Graphical Solution of Absolute Value Inequality |x-2| + |2x+1| ≥ 3

Personally, I find it easier to solve these sorts of problems algebraically:
|x-2|+|2x+1|>=3
(squaring both sides)
5x^2+5+2|2x^2-3x-2|>=9
|2x^2-3x-2|>=(4-5x^2)/2
(2x^2-3x-2)^2>=(4-5x^2)^2/4 (squaring both sides again, to fully remove the absolute values)


9x^4+48x^3-44x^2-48x<=0
x(9x^3+48x^2-44x-48)<=0
x(x+6)(9x^2-6x-8)<=0 (polynomial division)

9x^2-6x-8=0
x=[6 +/- 18)]/18
x=4/3 or -2/3


Therefore, the roots of this polynomial are -6, -2/3, 0, 4/3. However, given the nature of the original function, we're only interested in the middle roots.
Therefore x<=-2/3, x>=0.

reubenmanzo

Awesome!
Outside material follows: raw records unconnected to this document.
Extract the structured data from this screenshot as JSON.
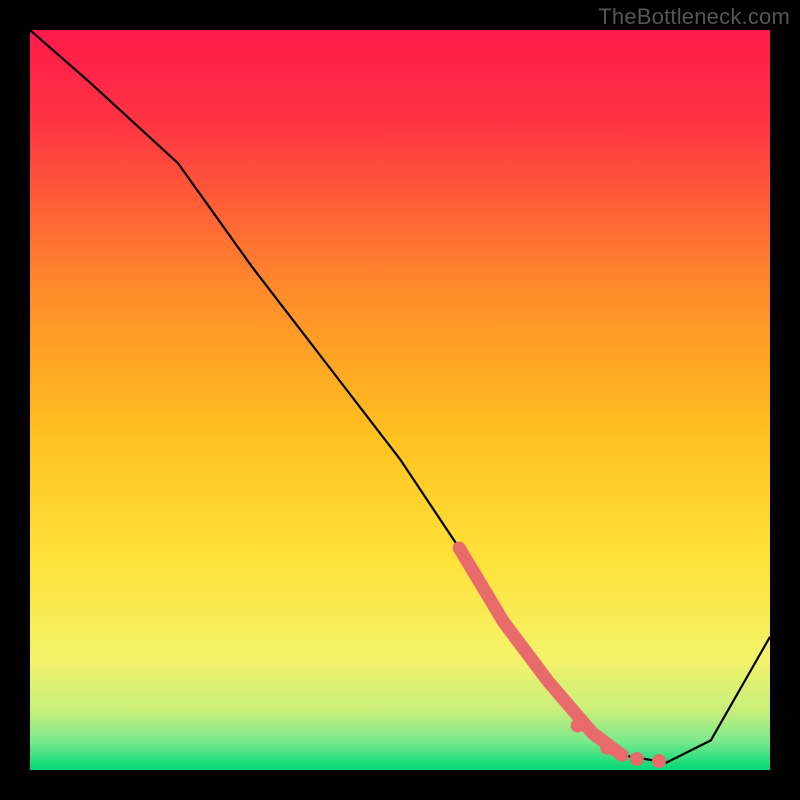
{
  "watermark": "TheBottleneck.com",
  "chart_data": {
    "type": "line",
    "title": "",
    "xlabel": "",
    "ylabel": "",
    "xlim": [
      0,
      100
    ],
    "ylim": [
      0,
      100
    ],
    "background_gradient": {
      "top": "#ff1a4a",
      "mid": "#ffd400",
      "bottom": "#00e27a"
    },
    "series": [
      {
        "name": "bottleneck-curve",
        "x": [
          0,
          8,
          20,
          30,
          40,
          50,
          58,
          64,
          70,
          76,
          80,
          86,
          92,
          100
        ],
        "y": [
          100,
          93,
          82,
          68,
          55,
          42,
          30,
          20,
          12,
          5,
          2,
          1,
          4,
          18
        ]
      }
    ],
    "highlight_segment": {
      "name": "bottleneck-highlight",
      "x": [
        58,
        64,
        70,
        76,
        80
      ],
      "y": [
        30,
        20,
        12,
        5,
        2
      ]
    },
    "highlight_points": {
      "name": "optimal-points",
      "x": [
        74,
        78,
        82,
        85
      ],
      "y": [
        6,
        3,
        1.5,
        1.2
      ]
    }
  }
}
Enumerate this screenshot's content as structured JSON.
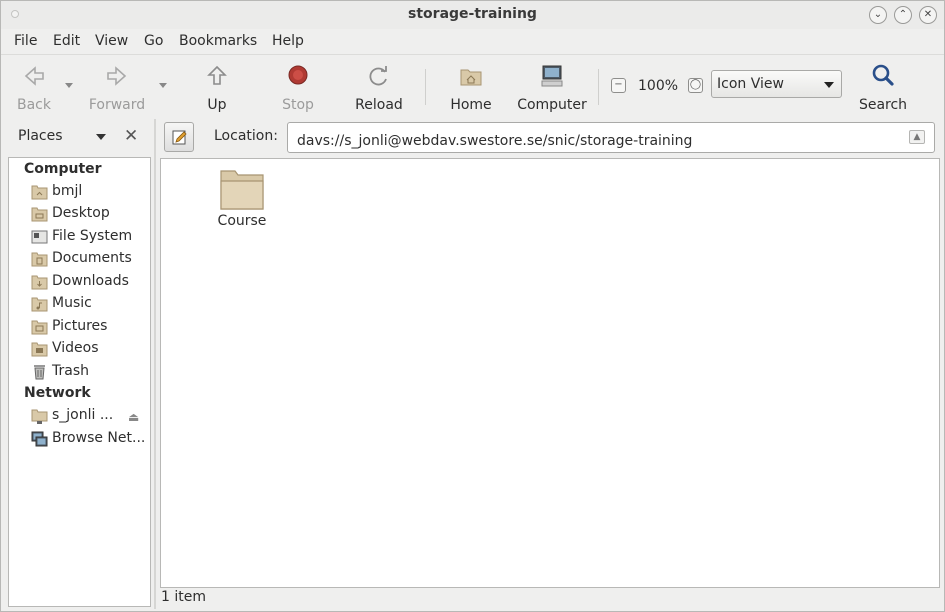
{
  "window": {
    "title": "storage-training"
  },
  "menu": [
    "File",
    "Edit",
    "View",
    "Go",
    "Bookmarks",
    "Help"
  ],
  "toolbar": {
    "back": "Back",
    "forward": "Forward",
    "up": "Up",
    "stop": "Stop",
    "reload": "Reload",
    "home": "Home",
    "computer": "Computer",
    "zoom": "100%",
    "view_mode": "Icon View",
    "search": "Search"
  },
  "sidebar": {
    "header": "Places",
    "sections": {
      "computer": "Computer",
      "network": "Network"
    },
    "computer_items": [
      "bmjl",
      "Desktop",
      "File System",
      "Documents",
      "Downloads",
      "Music",
      "Pictures",
      "Videos",
      "Trash"
    ],
    "network_items": [
      "s_jonli ...",
      "Browse Net..."
    ]
  },
  "location": {
    "label": "Location:",
    "value": "davs://s_jonli@webdav.swestore.se/snic/storage-training"
  },
  "files": [
    {
      "name": "Course",
      "icon": "folder-icon"
    }
  ],
  "status": "1 item",
  "colors": {
    "folder": "#d9c9a8",
    "stop_red": "#c0392b"
  }
}
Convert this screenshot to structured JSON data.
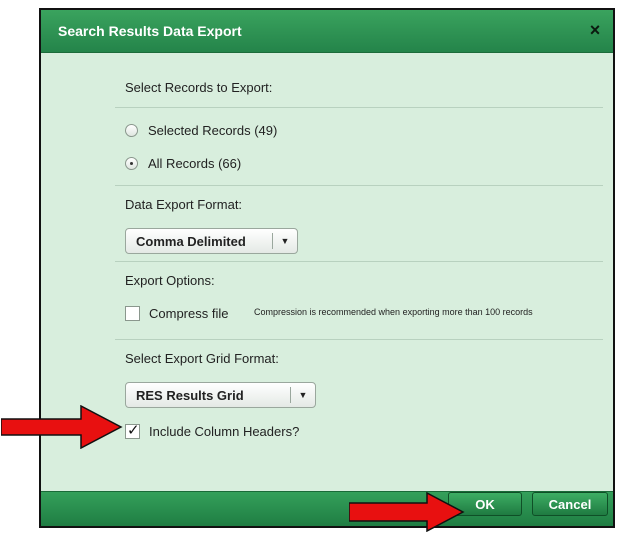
{
  "dialog": {
    "title": "Search Results Data Export",
    "close_label": "×"
  },
  "records": {
    "label": "Select Records to Export:",
    "options": [
      {
        "label": "Selected Records (49)",
        "checked": false
      },
      {
        "label": "All Records (66)",
        "checked": true
      }
    ]
  },
  "format": {
    "label": "Data Export Format:",
    "value": "Comma Delimited",
    "arrow": "▼"
  },
  "options": {
    "label": "Export Options:",
    "compress_label": "Compress file",
    "compress_checked": false,
    "compress_note": "Compression is recommended when exporting more than 100 records"
  },
  "grid": {
    "label": "Select Export Grid Format:",
    "value": "RES Results Grid",
    "arrow": "▼",
    "headers_label": "Include Column Headers?",
    "headers_checked": true,
    "check_glyph": "✓"
  },
  "footer": {
    "ok_label": "OK",
    "cancel_label": "Cancel"
  },
  "colors": {
    "accent": "#2a9450",
    "dialog_bg": "#d8eedd",
    "annotation_arrow": "#e81010"
  }
}
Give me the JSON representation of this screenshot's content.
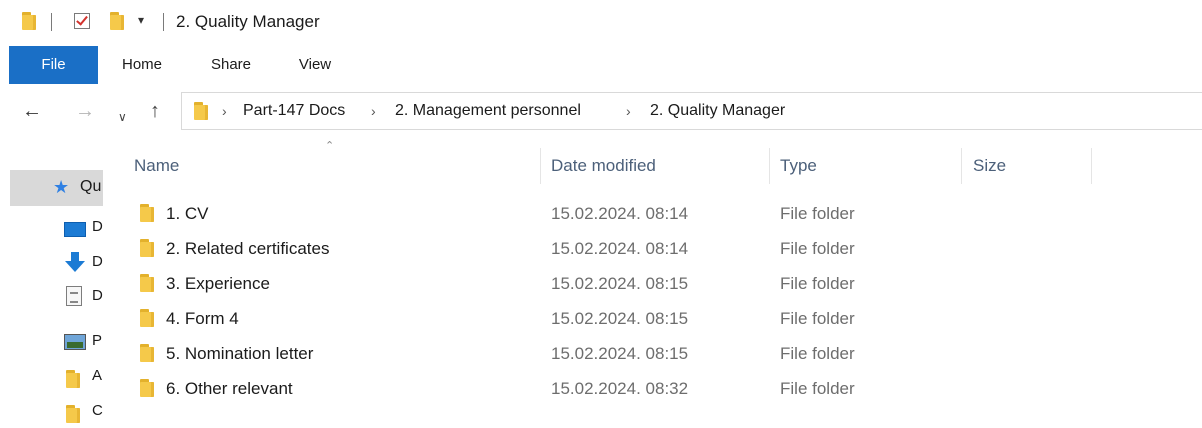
{
  "title_bar": {
    "title": "2. Quality Manager",
    "dropdown_glyph": "▾"
  },
  "ribbon": {
    "tabs": [
      {
        "label": "File",
        "active": true
      },
      {
        "label": "Home"
      },
      {
        "label": "Share"
      },
      {
        "label": "View"
      }
    ],
    "accent_color": "#1a6fc6"
  },
  "address_bar": {
    "breadcrumbs": [
      "Part-147 Docs",
      "2. Management personnel",
      "2. Quality Manager"
    ]
  },
  "nav_pane": {
    "items": [
      {
        "icon": "star-icon",
        "label": "Qu"
      },
      {
        "icon": "desktop-icon",
        "label": "D"
      },
      {
        "icon": "downloads-icon",
        "label": "D"
      },
      {
        "icon": "documents-icon",
        "label": "D"
      },
      {
        "icon": "pictures-icon",
        "label": "P"
      },
      {
        "icon": "folder-icon",
        "label": "A"
      },
      {
        "icon": "folder-icon",
        "label": "C"
      }
    ]
  },
  "file_list": {
    "columns": [
      "Name",
      "Date modified",
      "Type",
      "Size"
    ],
    "rows": [
      {
        "name": "1. CV",
        "date": "15.02.2024. 08:14",
        "type": "File folder",
        "size": ""
      },
      {
        "name": "2. Related certificates",
        "date": "15.02.2024. 08:14",
        "type": "File folder",
        "size": ""
      },
      {
        "name": "3. Experience",
        "date": "15.02.2024. 08:15",
        "type": "File folder",
        "size": ""
      },
      {
        "name": "4. Form 4",
        "date": "15.02.2024. 08:15",
        "type": "File folder",
        "size": ""
      },
      {
        "name": "5. Nomination letter",
        "date": "15.02.2024. 08:15",
        "type": "File folder",
        "size": ""
      },
      {
        "name": "6. Other relevant",
        "date": "15.02.2024. 08:32",
        "type": "File folder",
        "size": ""
      }
    ]
  }
}
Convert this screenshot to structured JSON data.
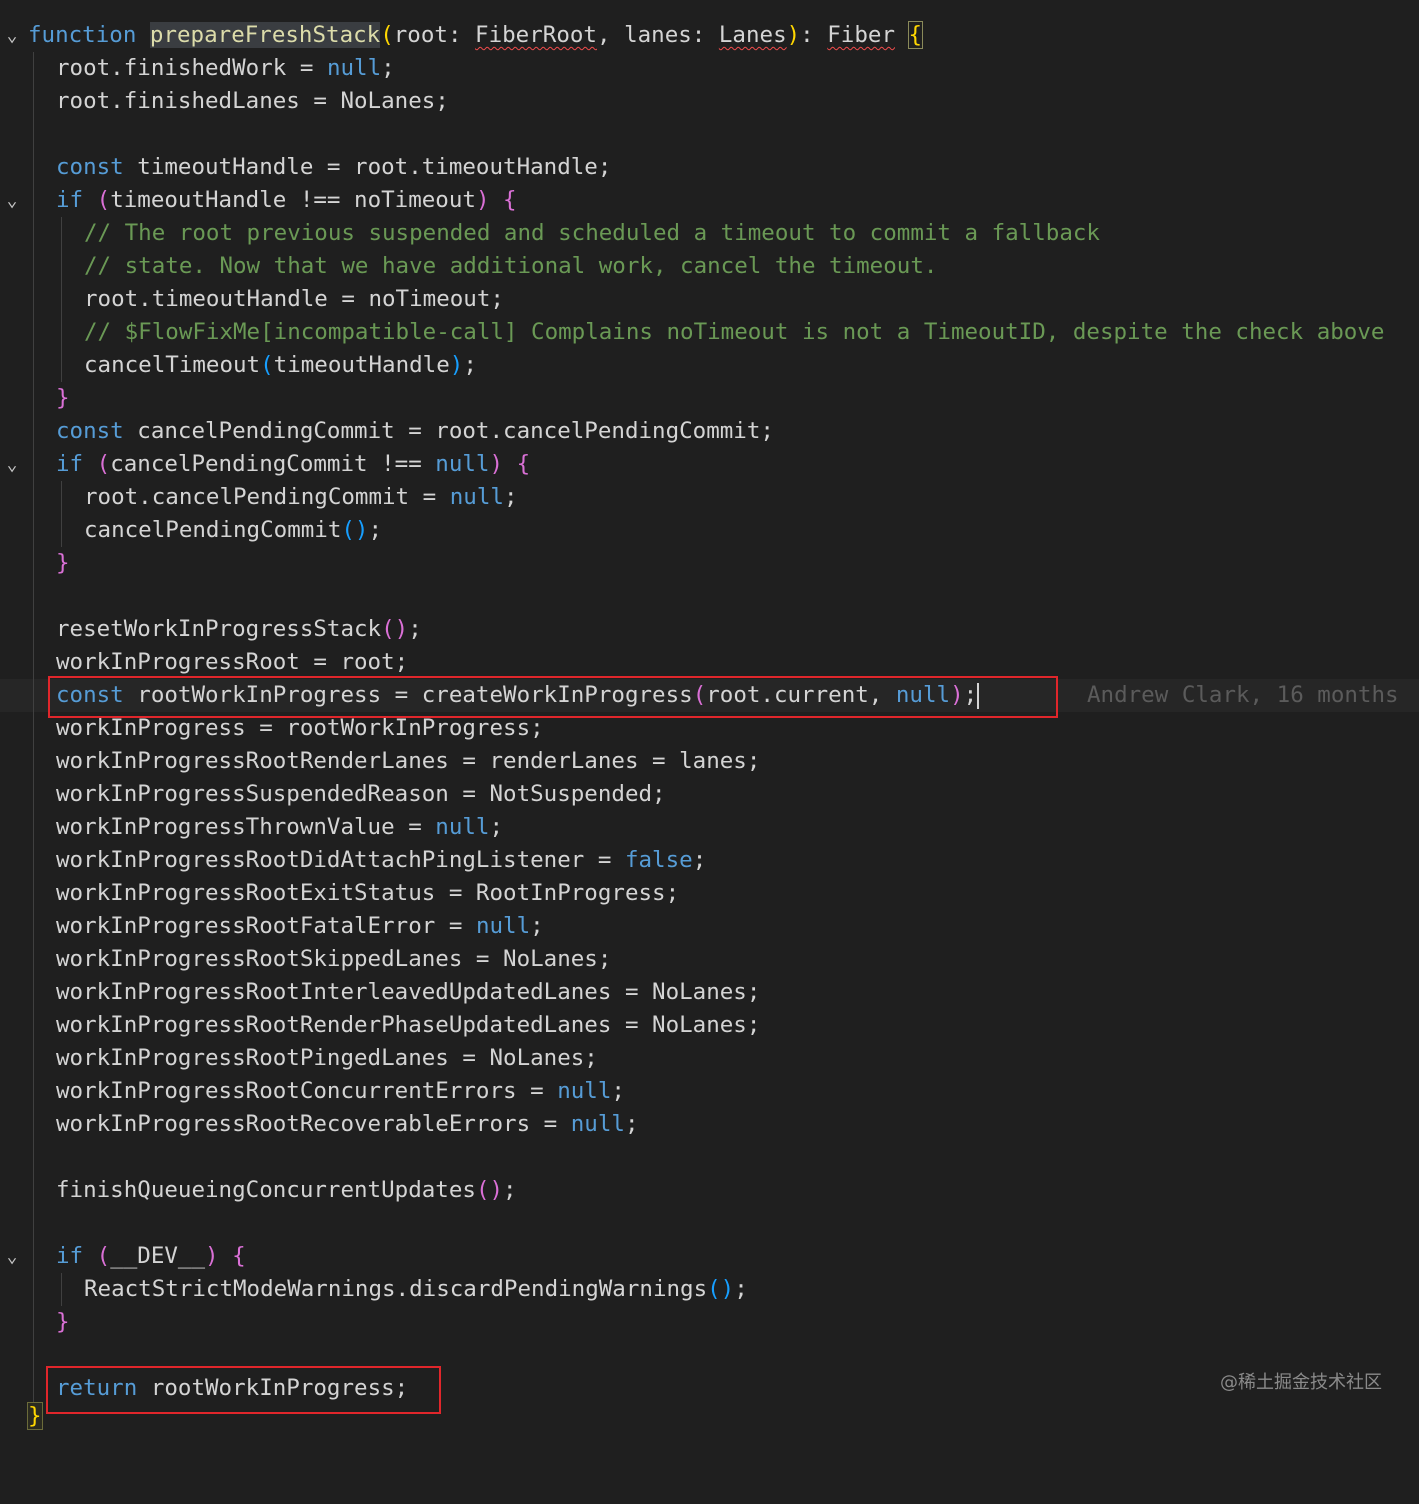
{
  "editor": {
    "lines": {
      "l1": {
        "kw": "function",
        "fn": "prepareFreshStack",
        "p1": "(",
        "a1": "root",
        "c1": ": ",
        "t1": "FiberRoot",
        "c2": ", ",
        "a2": "lanes",
        "c3": ": ",
        "t2": "Lanes",
        "p2": ")",
        "c4": ": ",
        "t3": "Fiber",
        "sp": " ",
        "b": "{"
      },
      "l2": {
        "t": "root.finishedWork = ",
        "n": "null",
        "e": ";"
      },
      "l3": {
        "t": "root.finishedLanes = NoLanes;"
      },
      "l5": {
        "kw": "const",
        "t": " timeoutHandle = root.timeoutHandle;"
      },
      "l6": {
        "kw": "if",
        "sp": " ",
        "p1": "(",
        "t": "timeoutHandle !== noTimeout",
        "p2": ")",
        "sp2": " ",
        "b": "{"
      },
      "l7": {
        "cm": "// The root previous suspended and scheduled a timeout to commit a fallback"
      },
      "l8": {
        "cm": "// state. Now that we have additional work, cancel the timeout."
      },
      "l9": {
        "t": "root.timeoutHandle = noTimeout;"
      },
      "l10": {
        "cm": "// $FlowFixMe[incompatible-call] Complains noTimeout is not a TimeoutID, despite the check above"
      },
      "l11": {
        "fn": "cancelTimeout",
        "p1": "(",
        "t": "timeoutHandle",
        "p2": ")",
        "e": ";"
      },
      "l12": {
        "b": "}"
      },
      "l13": {
        "kw": "const",
        "t": " cancelPendingCommit = root.cancelPendingCommit;"
      },
      "l14": {
        "kw": "if",
        "sp": " ",
        "p1": "(",
        "t": "cancelPendingCommit !== ",
        "n": "null",
        "p2": ")",
        "sp2": " ",
        "b": "{"
      },
      "l15": {
        "t": "root.cancelPendingCommit = ",
        "n": "null",
        "e": ";"
      },
      "l16": {
        "fn": "cancelPendingCommit",
        "p": "()",
        "e": ";"
      },
      "l17": {
        "b": "}"
      },
      "l19": {
        "fn": "resetWorkInProgressStack",
        "p": "()",
        "e": ";"
      },
      "l20": {
        "t": "workInProgressRoot = root;"
      },
      "l21": {
        "kw": "const",
        "t": " rootWorkInProgress = ",
        "fn": "createWorkInProgress",
        "p1": "(",
        "t2": "root.current, ",
        "n": "null",
        "p2": ")",
        "e": ";",
        "blame": "Andrew Clark, 16 months"
      },
      "l22": {
        "t": "workInProgress = rootWorkInProgress;"
      },
      "l23": {
        "t": "workInProgressRootRenderLanes = renderLanes = lanes;"
      },
      "l24": {
        "t": "workInProgressSuspendedReason = NotSuspended;"
      },
      "l25": {
        "t": "workInProgressThrownValue = ",
        "n": "null",
        "e": ";"
      },
      "l26": {
        "t": "workInProgressRootDidAttachPingListener = ",
        "n": "false",
        "e": ";"
      },
      "l27": {
        "t": "workInProgressRootExitStatus = RootInProgress;"
      },
      "l28": {
        "t": "workInProgressRootFatalError = ",
        "n": "null",
        "e": ";"
      },
      "l29": {
        "t": "workInProgressRootSkippedLanes = NoLanes;"
      },
      "l30": {
        "t": "workInProgressRootInterleavedUpdatedLanes = NoLanes;"
      },
      "l31": {
        "t": "workInProgressRootRenderPhaseUpdatedLanes = NoLanes;"
      },
      "l32": {
        "t": "workInProgressRootPingedLanes = NoLanes;"
      },
      "l33": {
        "t": "workInProgressRootConcurrentErrors = ",
        "n": "null",
        "e": ";"
      },
      "l34": {
        "t": "workInProgressRootRecoverableErrors = ",
        "n": "null",
        "e": ";"
      },
      "l36": {
        "fn": "finishQueueingConcurrentUpdates",
        "p": "()",
        "e": ";"
      },
      "l38": {
        "kw": "if",
        "sp": " ",
        "p1": "(",
        "t": "__DEV__",
        "p2": ")",
        "sp2": " ",
        "b": "{"
      },
      "l39": {
        "t": "ReactStrictModeWarnings.",
        "fn": "discardPendingWarnings",
        "p": "()",
        "e": ";"
      },
      "l40": {
        "b": "}"
      },
      "l42": {
        "kw": "return",
        "t": " rootWorkInProgress;"
      },
      "l43": {
        "b": "}"
      }
    },
    "fold_icon": "chevron-down-icon"
  },
  "watermark": "@稀土掘金技术社区",
  "colors": {
    "keyword": "#569cd6",
    "function": "#dcdcaa",
    "comment": "#6a9955",
    "highlight_box": "#e0262b",
    "background": "#1f1f1f"
  }
}
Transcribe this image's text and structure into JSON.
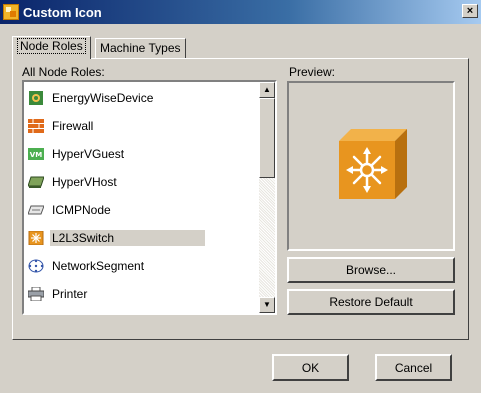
{
  "window": {
    "title": "Custom Icon",
    "close_glyph": "×"
  },
  "tabs": [
    {
      "label": "Node Roles",
      "active": true
    },
    {
      "label": "Machine Types",
      "active": false
    }
  ],
  "list": {
    "label": "All Node Roles:",
    "items": [
      {
        "label": "EnergyWiseDevice",
        "icon": "energywise-icon"
      },
      {
        "label": "Firewall",
        "icon": "firewall-icon"
      },
      {
        "label": "HyperVGuest",
        "icon": "vm-icon"
      },
      {
        "label": "HyperVHost",
        "icon": "host-icon"
      },
      {
        "label": "ICMPNode",
        "icon": "icmp-node-icon"
      },
      {
        "label": "L2L3Switch",
        "icon": "switch-icon",
        "selected": true
      },
      {
        "label": "NetworkSegment",
        "icon": "network-segment-icon"
      },
      {
        "label": "Printer",
        "icon": "printer-icon"
      }
    ]
  },
  "preview": {
    "label": "Preview:",
    "icon": "l2l3-switch-cube-icon"
  },
  "buttons": {
    "browse": "Browse...",
    "restore_default": "Restore Default",
    "ok": "OK",
    "cancel": "Cancel"
  },
  "colors": {
    "titlebar_start": "#0a246a",
    "dialog_bg": "#d4d0c8",
    "switch_orange": "#e8951f"
  }
}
Thanks a bunch. This helps me help my high school son.

fasd

Good Day
what would happen if the one absolute value was subtracting the other?

Your response would be highly appreciated.

karabomashabane

I once dreamt to be taught by such teacher.
My school techers are just Bookish fellow, ruining life.🤮🤮

kshitizz

This graph is a bit wrong. The lines y=2-x and y=-1-2x won't intersect because they are parallel to each other.

dhritimondal